Reid’s office provided me with a transcript of his planned remarks. An excerpt:

“The Kochs’ bid for a hostile takeover of American democracy is calculated to make themselves even richer. Yet the Kochs and their Republican followers in Congress continue to assert that these hundreds of millions of dollars are free speech. For evidence of that, look no further than the Republican Leader, who has flat out said, ‘in our society, spending is speech.’…
“The Supreme Court has equated money with speech, so the more money you have, he more speech you get, and the more influence in our democracy. That is wrong. Every American should have the same ability to influence our political system. One American, one vote. That’s what the constitution guarantees. The Constitution does not give corporations a vote. And the Constitution does not give dollar bills a vote…
“I urge my colleagues to support this constitutional amendment — to rally behind our democracy. I understand what we Senate Democrats are proposing is no small thing — amending our Constitution is not something we take lightly. But the flood of special interest money into our American democracy is one of the greatest threats our system of government has ever faced. Let’s keep our elections from becoming speculative ventures for the wealthy and put a stop to the hostile takeover of our democratic system by a couple of billionaire oil barons.”

This — plus Reid’s planned votes on the amendment — are best understood as part of a larger strategy that also includes the emphasis on a “fair shot” agenda designed to combat inequality and increase economic opportunity and mobility.

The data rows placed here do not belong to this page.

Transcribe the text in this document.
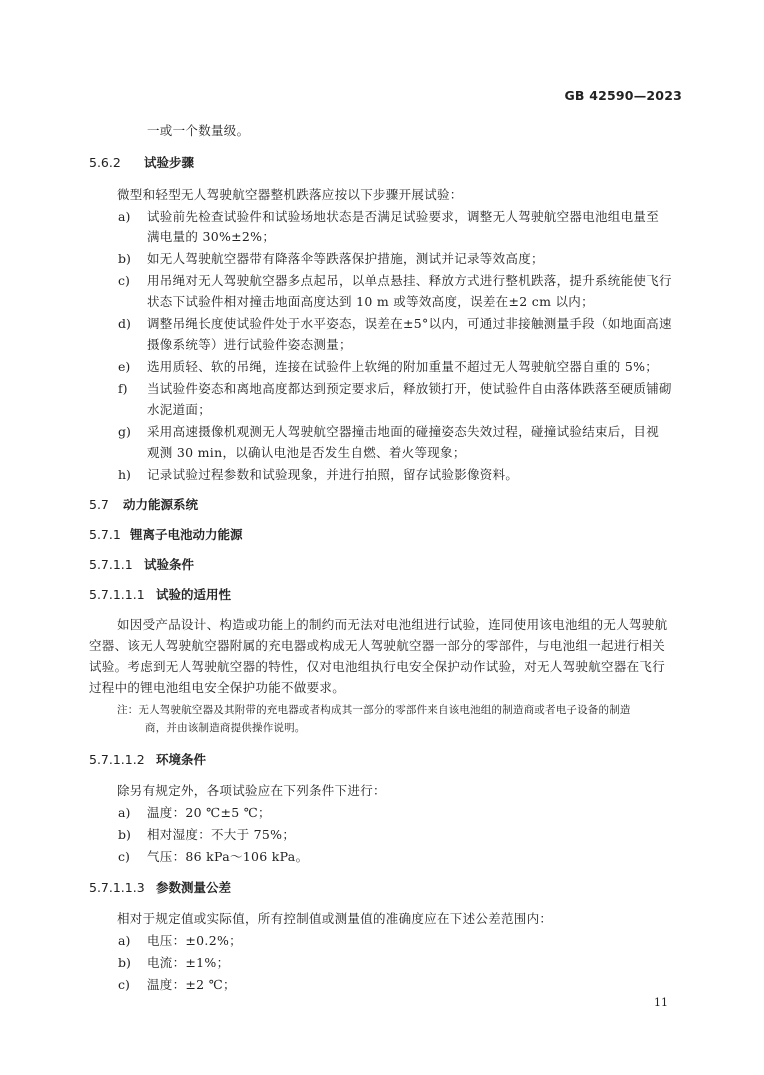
GB 42590—2023
一或一个数量级。
5.6.2 试验步骤
微型和轻型无人驾驶航空器整机跌落应按以下步骤开展试验：
a) 试验前先检查试验件和试验场地状态是否满足试验要求，调整无人驾驶航空器电池组电量至
满电量的 30%±2%；
b) 如无人驾驶航空器带有降落伞等跌落保护措施，测试并记录等效高度；
c) 用吊绳对无人驾驶航空器多点起吊，以单点悬挂、释放方式进行整机跌落，提升系统能使飞行
状态下试验件相对撞击地面高度达到 10 m 或等效高度，误差在±2 cm 以内；
d) 调整吊绳长度使试验件处于水平姿态，误差在±5°以内，可通过非接触测量手段（如地面高速
摄像系统等）进行试验件姿态测量；
e) 选用质轻、软的吊绳，连接在试验件上软绳的附加重量不超过无人驾驶航空器自重的 5%；
f) 当试验件姿态和离地高度都达到预定要求后，释放锁打开，使试验件自由落体跌落至硬质铺砌
水泥道面；
g) 采用高速摄像机观测无人驾驶航空器撞击地面的碰撞姿态失效过程，碰撞试验结束后，目视
观测 30 min，以确认电池是否发生自燃、着火等现象；
h) 记录试验过程参数和试验现象，并进行拍照，留存试验影像资料。
5.7 动力能源系统
5.7.1 锂离子电池动力能源
5.7.1.1 试验条件
5.7.1.1.1 试验的适用性
如因受产品设计、构造或功能上的制约而无法对电池组进行试验，连同使用该电池组的无人驾驶航
空器、该无人驾驶航空器附属的充电器或构成无人驾驶航空器一部分的零部件，与电池组一起进行相关
试验。考虑到无人驾驶航空器的特性，仅对电池组执行电安全保护动作试验，对无人驾驶航空器在飞行
过程中的锂电池组电安全保护功能不做要求。
注：无人驾驶航空器及其附带的充电器或者构成其一部分的零部件来自该电池组的制造商或者电子设备的制造
商，并由该制造商提供操作说明。
5.7.1.1.2 环境条件
除另有规定外，各项试验应在下列条件下进行：
a) 温度：20 ℃±5 ℃；
b) 相对湿度：不大于 75%；
c) 气压：86 kPa～106 kPa。
5.7.1.1.3 参数测量公差
相对于规定值或实际值，所有控制值或测量值的准确度应在下述公差范围内：
a) 电压：±0.2%；
b) 电流：±1%；
c) 温度：±2 ℃；
11
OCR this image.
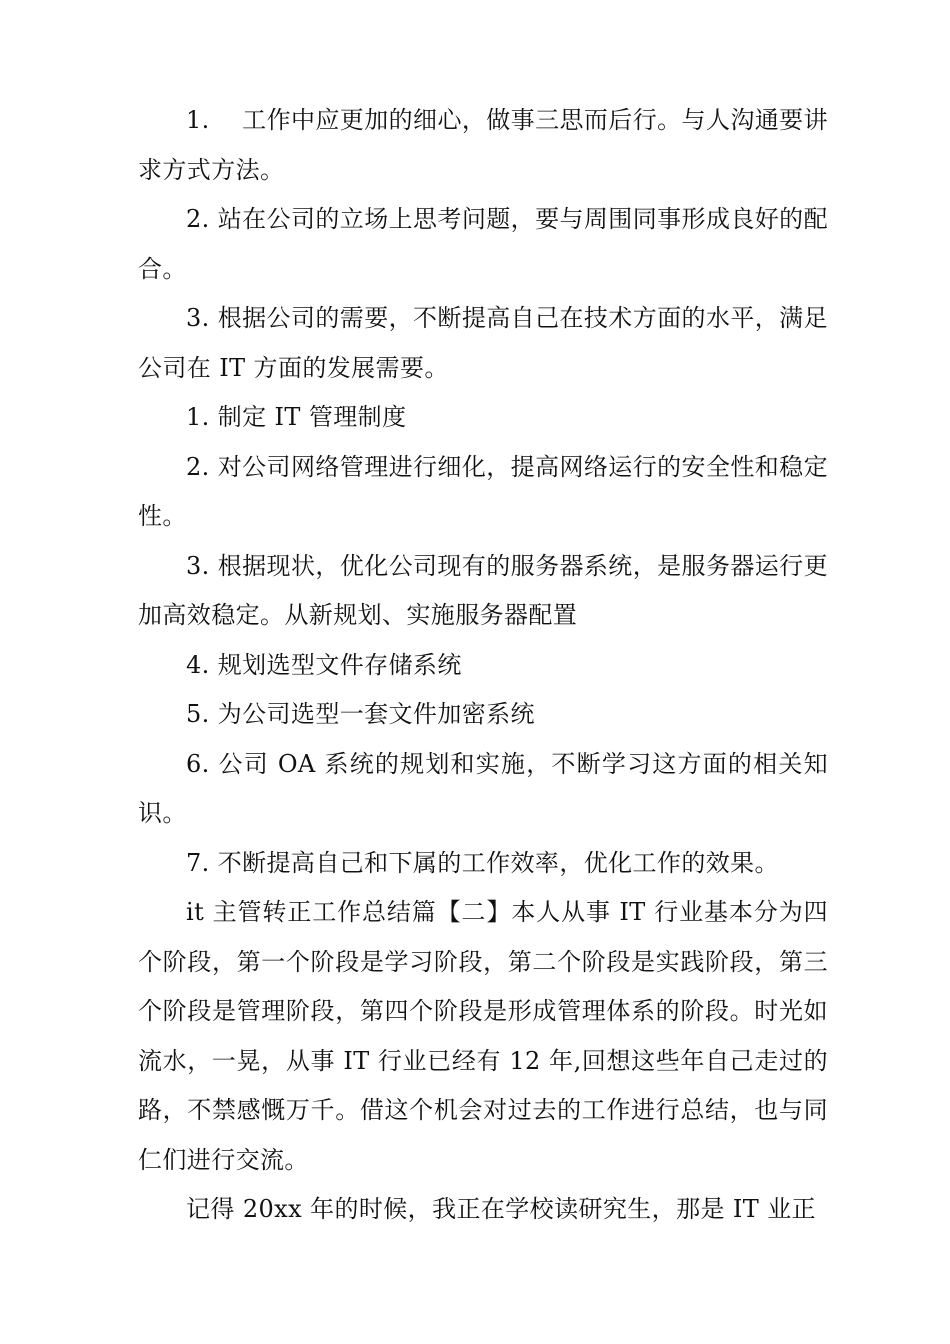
1.　 工作中应更加的细心，做事三思而后行。与人沟通要讲求方式方法。

2. 站在公司的立场上思考问题，要与周围同事形成良好的配合。

3. 根据公司的需要，不断提高自己在技术方面的水平，满足公司在 IT 方面的发展需要。

1. 制定 IT 管理制度

2. 对公司网络管理进行细化，提高网络运行的安全性和稳定性。

3. 根据现状，优化公司现有的服务器系统，是服务器运行更加高效稳定。从新规划、实施服务器配置

4. 规划选型文件存储系统

5. 为公司选型一套文件加密系统

6. 公司 OA 系统的规划和实施，不断学习这方面的相关知识。

7. 不断提高自己和下属的工作效率，优化工作的效果。

it 主管转正工作总结篇【二】本人从事 IT 行业基本分为四个阶段，第一个阶段是学习阶段，第二个阶段是实践阶段，第三个阶段是管理阶段，第四个阶段是形成管理体系的阶段。时光如流水，一晃，从事 IT 行业已经有 12 年,回想这些年自己走过的路，不禁感慨万千。借这个机会对过去的工作进行总结，也与同仁们进行交流。

记得 20xx 年的时候，我正在学校读研究生，那是 IT 业正
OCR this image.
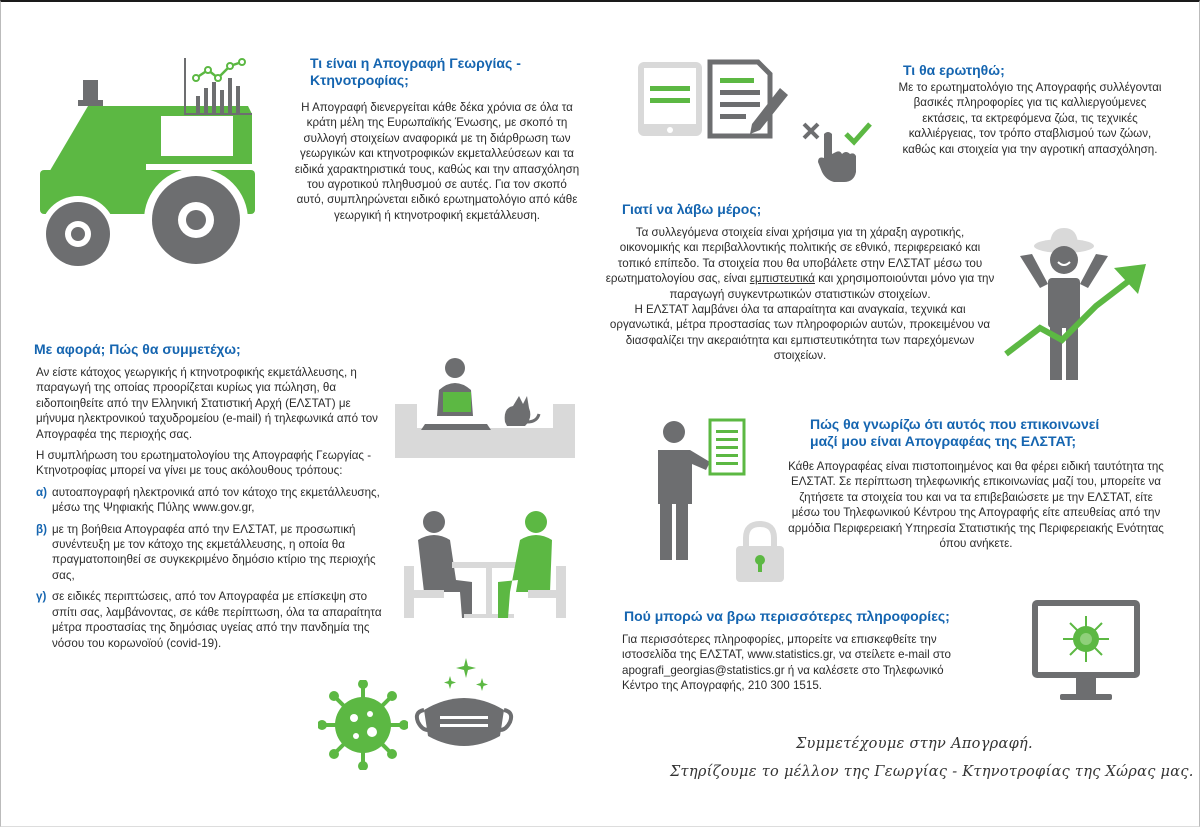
Τι είναι η Απογραφή Γεωργίας - Κτηνοτροφίας;
Η Απογραφή διενεργείται κάθε δέκα χρόνια σε όλα τα κράτη μέλη της Ευρωπαϊκής Ένωσης, με σκοπό τη συλλογή στοιχείων αναφορικά με τη διάρθρωση των γεωργικών και κτηνοτροφικών εκμεταλλεύσεων και τα ειδικά χαρακτηριστικά τους, καθώς και την απασχόληση του αγροτικού πληθυσμού σε αυτές. Για τον σκοπό αυτό, συμπληρώνεται ειδικό ερωτηματολόγιο από κάθε γεωργική ή κτηνοτροφική εκμετάλλευση.
Με αφορά; Πώς θα συμμετέχω;
Αν είστε κάτοχος γεωργικής ή κτηνοτροφικής εκμετάλλευσης, η παραγωγή της οποίας προορίζεται κυρίως για πώληση, θα ειδοποιηθείτε από την Ελληνική Στατιστική Αρχή (ΕΛΣΤΑΤ) με μήνυμα ηλεκτρονικού ταχυδρομείου (e-mail) ή τηλεφωνικά από τον Απογραφέα της περιοχής σας.
Η συμπλήρωση του ερωτηματολογίου της Απογραφής Γεωργίας - Κτηνοτροφίας μπορεί να γίνει με τους ακόλουθους τρόπους:
α) αυτοαπογραφή ηλεκτρονικά από τον κάτοχο της εκμετάλλευσης, μέσω της Ψηφιακής Πύλης www.gov.gr,
β) με τη βοήθεια Απογραφέα από την ΕΛΣΤΑΤ, με προσωπική συνέντευξη με τον κάτοχο της εκμετάλλευσης, η οποία θα πραγματοποιηθεί σε συγκεκριμένο δημόσιο κτίριο της περιοχής σας,
γ) σε ειδικές περιπτώσεις, από τον Απογραφέα με επίσκεψη στο σπίτι σας, λαμβάνοντας, σε κάθε περίπτωση, όλα τα απαραίτητα μέτρα προστασίας της δημόσιας υγείας από την πανδημία της νόσου του κορωνοϊού (covid-19).
Τι θα ερωτηθώ;
Με το ερωτηματολόγιο της Απογραφής συλλέγονται βασικές πληροφορίες για τις καλλιεργούμενες εκτάσεις, τα εκτρεφόμενα ζώα, τις τεχνικές καλλιέργειας, τον τρόπο σταβλισμού των ζώων, καθώς και στοιχεία για την αγροτική απασχόληση.
Γιατί να λάβω μέρος;
Τα συλλεγόμενα στοιχεία είναι χρήσιμα για τη χάραξη αγροτικής, οικονομικής και περιβαλλοντικής πολιτικής σε εθνικό, περιφερειακό και τοπικό επίπεδο. Τα στοιχεία που θα υποβάλετε στην ΕΛΣΤΑΤ μέσω του ερωτηματολογίου σας, είναι εμπιστευτικά και χρησιμοποιούνται μόνο για την παραγωγή συγκεντρωτικών στατιστικών στοιχείων.
Η ΕΛΣΤΑΤ λαμβάνει όλα τα απαραίτητα και αναγκαία, τεχνικά και οργανωτικά, μέτρα προστασίας των πληροφοριών αυτών, προκειμένου να διασφαλίζει την ακεραιότητα και εμπιστευτικότητα των παρεχόμενων στοιχείων.
Πώς θα γνωρίζω ότι αυτός που επικοινωνεί μαζί μου είναι Απογραφέας της ΕΛΣΤΑΤ;
Κάθε Απογραφέας είναι πιστοποιημένος και θα φέρει ειδική ταυτότητα της ΕΛΣΤΑΤ. Σε περίπτωση τηλεφωνικής επικοινωνίας μαζί του, μπορείτε να ζητήσετε τα στοιχεία του και να τα επιβεβαιώσετε με την ΕΛΣΤΑΤ, είτε μέσω του Τηλεφωνικού Κέντρου της Απογραφής είτε απευθείας από την αρμόδια Περιφερειακή Υπηρεσία Στατιστικής της Περιφερειακής Ενότητας όπου ανήκετε.
Πού μπορώ να βρω περισσότερες πληροφορίες;
Για περισσότερες πληροφορίες, μπορείτε να επισκεφθείτε την ιστοσελίδα της ΕΛΣΤΑΤ, www.statistics.gr, να στείλετε e-mail στο apografi_georgias@statistics.gr ή να καλέσετε στο Τηλεφωνικό Κέντρο της Απογραφής, 210 300 1515.
Συμμετέχουμε στην Απογραφή.
Στηρίζουμε το μέλλον της Γεωργίας - Κτηνοτροφίας της Χώρας μας.
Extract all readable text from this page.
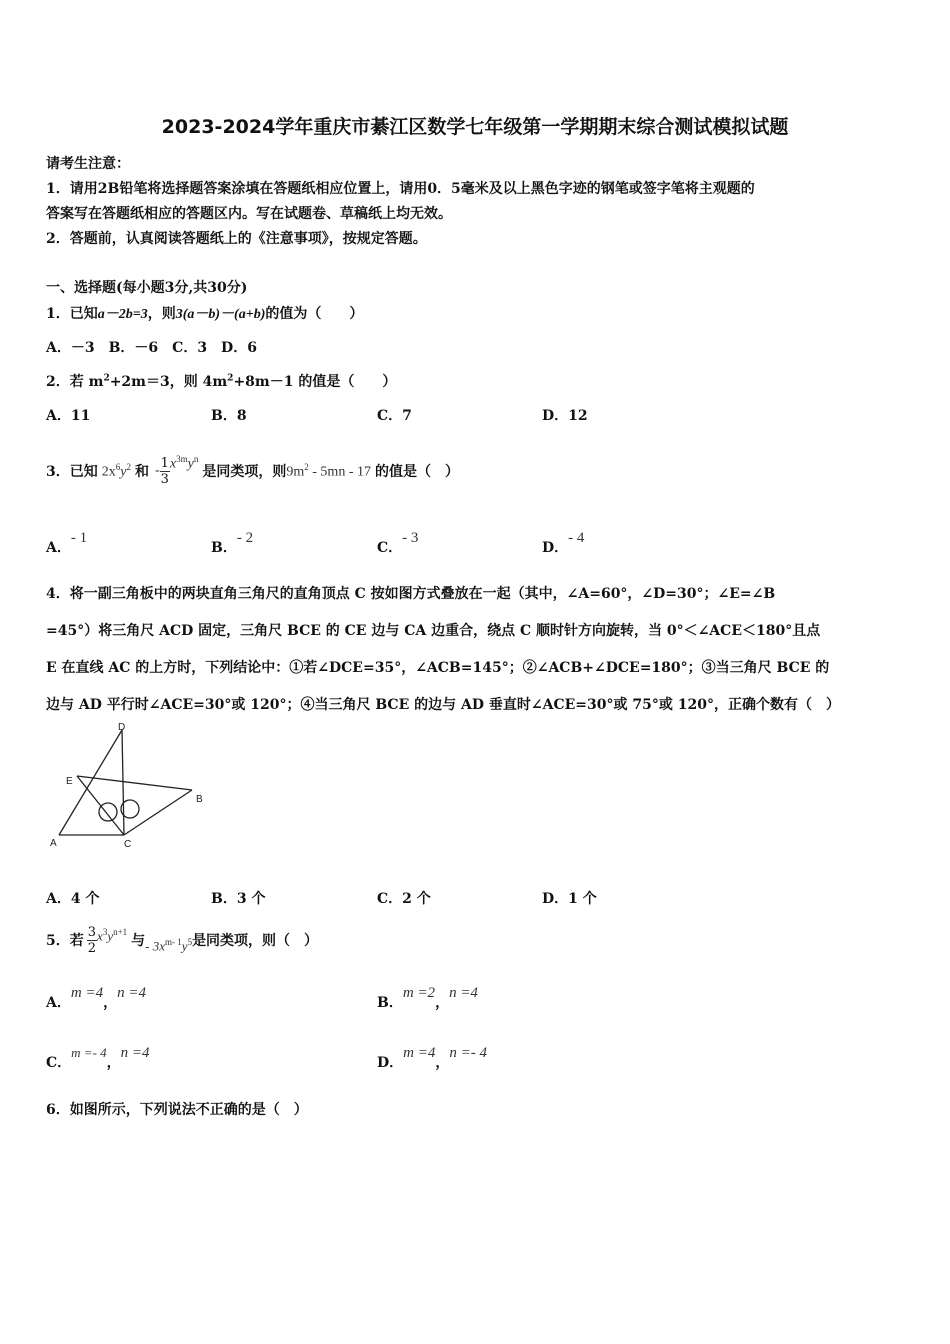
2023-2024学年重庆市綦江区数学七年级第一学期期末综合测试模拟试题
请考生注意：
1．请用2B铅笔将选择题答案涂填在答题纸相应位置上，请用0．5毫米及以上黑色字迹的钢笔或签字笔将主观题的
答案写在答题纸相应的答题区内。写在试题卷、草稿纸上均无效。
2．答题前，认真阅读答题纸上的《注意事项》，按规定答题。
一、选择题(每小题3分,共30分)
1．已知a－2b=3，则3(a－b)－(a+b)的值为（　　）
A．－3　B．－6　C．3　D．6
2．若 $m^2+2m=3$，则 $4m^2+8m-1$ 的值是（　　）
A．11	B．8	C．7	D．12
3．已知 $2x^6y^2$ 和 - $\frac{1}{3} x^{3m}y^n$
是同类项，则 $9m^2 - 5mn - 17$ 的值是（　）
A．- 1
B．- 2
C．- 3
D．- 4
4．将一副三角板中的两块直角三角尺的直角顶点 C 按如图方式叠放在一起（其中，∠A=60°，∠D=30°；∠E=∠B
=45°）将三角尺 ACD 固定，三角尺 BCE 的 CE 边与 CA 边重合，绕点 C 顺时针方向旋转，当 0°＜∠ACE＜180°且点
E 在直线 AC 的上方时，下列结论中：①若∠DCE=35°，∠ACB=145°；②∠ACB+∠DCE=180°；③当三角尺 BCE 的
边与 AD 平行时∠ACE=30°或 120°；④当三角尺 BCE 的边与 AD 垂直时∠ACE=30°或 75°或 120°，正确个数有（　）
D
E
B
A	C
A．4 个	B．3 个	C．2 个	D．1 个
5．若 $\frac{3}{2} x^3y^{n+1}$
与 - $3x^{m- 1}y^5$ 是同类项，则（　）
A．m =4，n =4
B．m =2，n =4
C．m =- 4，n =4
D．m =4，n =- 4
6．如图所示，下列说法不正确的是（　）
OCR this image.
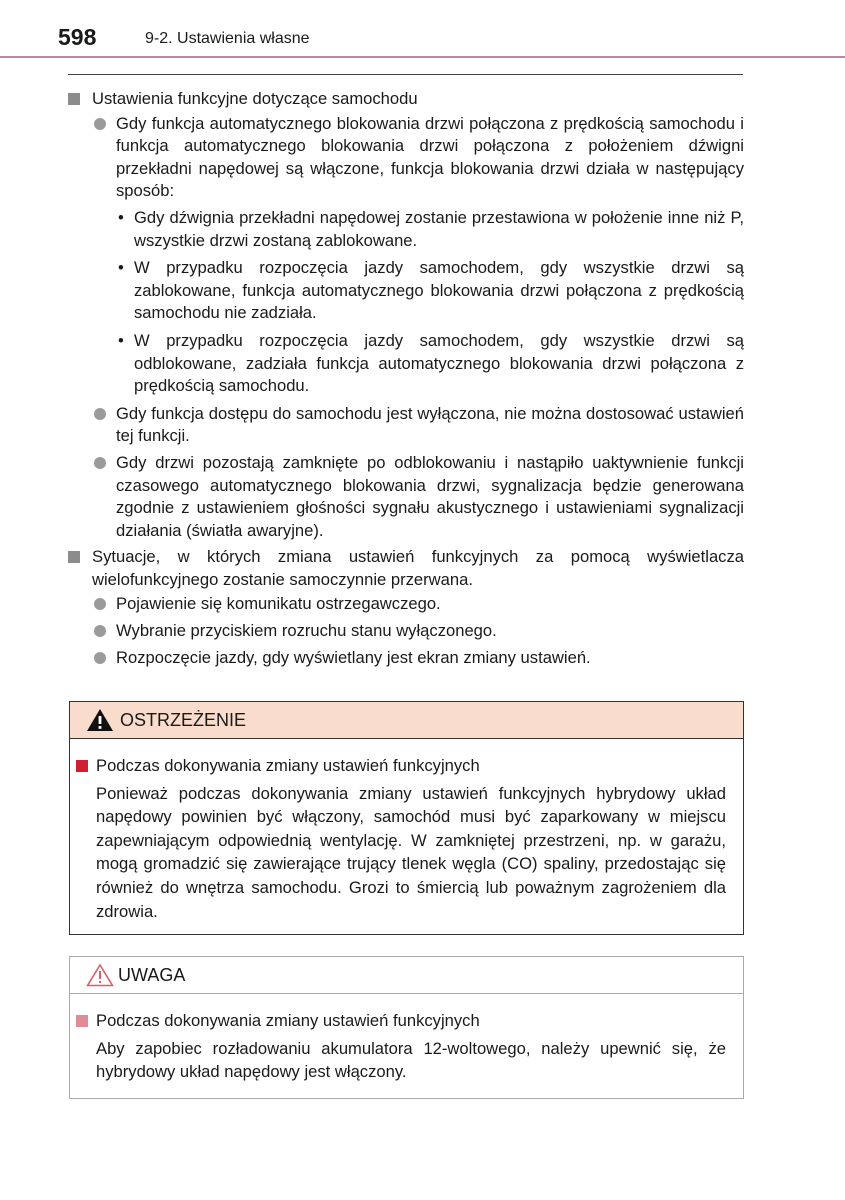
598	9-2. Ustawienia własne
Ustawienia funkcyjne dotyczące samochodu
Gdy funkcja automatycznego blokowania drzwi połączona z prędkością samochodu i funkcja automatycznego blokowania drzwi połączona z położeniem dźwigni przekładni napędowej są włączone, funkcja blokowania drzwi działa w następujący sposób:
• Gdy dźwignia przekładni napędowej zostanie przestawiona w położenie inne niż P, wszystkie drzwi zostaną zablokowane.
• W przypadku rozpoczęcia jazdy samochodem, gdy wszystkie drzwi są zablokowane, funkcja automatycznego blokowania drzwi połączona z prędkością samochodu nie zadziała.
• W przypadku rozpoczęcia jazdy samochodem, gdy wszystkie drzwi są odblokowane, zadziała funkcja automatycznego blokowania drzwi połączona z prędkością samochodu.
Gdy funkcja dostępu do samochodu jest wyłączona, nie można dostosować ustawień tej funkcji.
Gdy drzwi pozostają zamknięte po odblokowaniu i nastąpiło uaktywnienie funkcji czasowego automatycznego blokowania drzwi, sygnalizacja będzie generowana zgodnie z ustawieniem głośności sygnału akustycznego i ustawieniami sygnalizacji działania (światła awaryjne).
Sytuacje, w których zmiana ustawień funkcyjnych za pomocą wyświetlacza wielofunkcyjnego zostanie samoczynnie przerwana.
Pojawienie się komunikatu ostrzegawczego.
Wybranie przyciskiem rozruchu stanu wyłączonego.
Rozpoczęcie jazdy, gdy wyświetlany jest ekran zmiany ustawień.
OSTRZEŻENIE
Podczas dokonywania zmiany ustawień funkcyjnych
Ponieważ podczas dokonywania zmiany ustawień funkcyjnych hybrydowy układ napędowy powinien być włączony, samochód musi być zaparkowany w miejscu zapewniającym odpowiednią wentylację. W zamkniętej przestrzeni, np. w garażu, mogą gromadzić się zawierające trujący tlenek węgla (CO) spaliny, przedostając się również do wnętrza samochodu. Grozi to śmiercią lub poważnym zagrożeniem dla zdrowia.
UWAGA
Podczas dokonywania zmiany ustawień funkcyjnych
Aby zapobiec rozładowaniu akumulatora 12-woltowego, należy upewnić się, że hybrydowy układ napędowy jest włączony.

It’s absolutely true that the Dem effort to run against big money in politics proved fruitless in 2010. But as I’ve reported here before, Democratic pollsters and strategists believe that views of the economy and the political influence of the wealthy have fundamentally changed after the Occupy Wall Street movement in 2011 and a 2012 presidential race in which the GOP candidate was cast as an agent of plutocracy. They think struggling swing voters are more open to the argument that the influence of big money in politics is one of the key reasons (along with other long-running trends) for rising inequality and a key cause of why the economy is rigged against them and for the wealthy, something majorities also believe.

And so, the ongoing attacks on the Kochs — and the new push for a constitutional amendment — probably wouldn’t have any political impact in a vacuum. Rather, Dems are pushing them as part of a broader argument about what has happened to the economy in recent years, with the gains of the recovery going to the very top, while lower-end wages remain stagnated. The argument is that electing Republican lawmakers would do nothing to change this economic status quo, because the GOP continues to be organized around the protection of the interests of their very wealthy backers, whose influence over the process must be broken before any serious policy response to inequality and stalled economic opportunity and mobility can happen.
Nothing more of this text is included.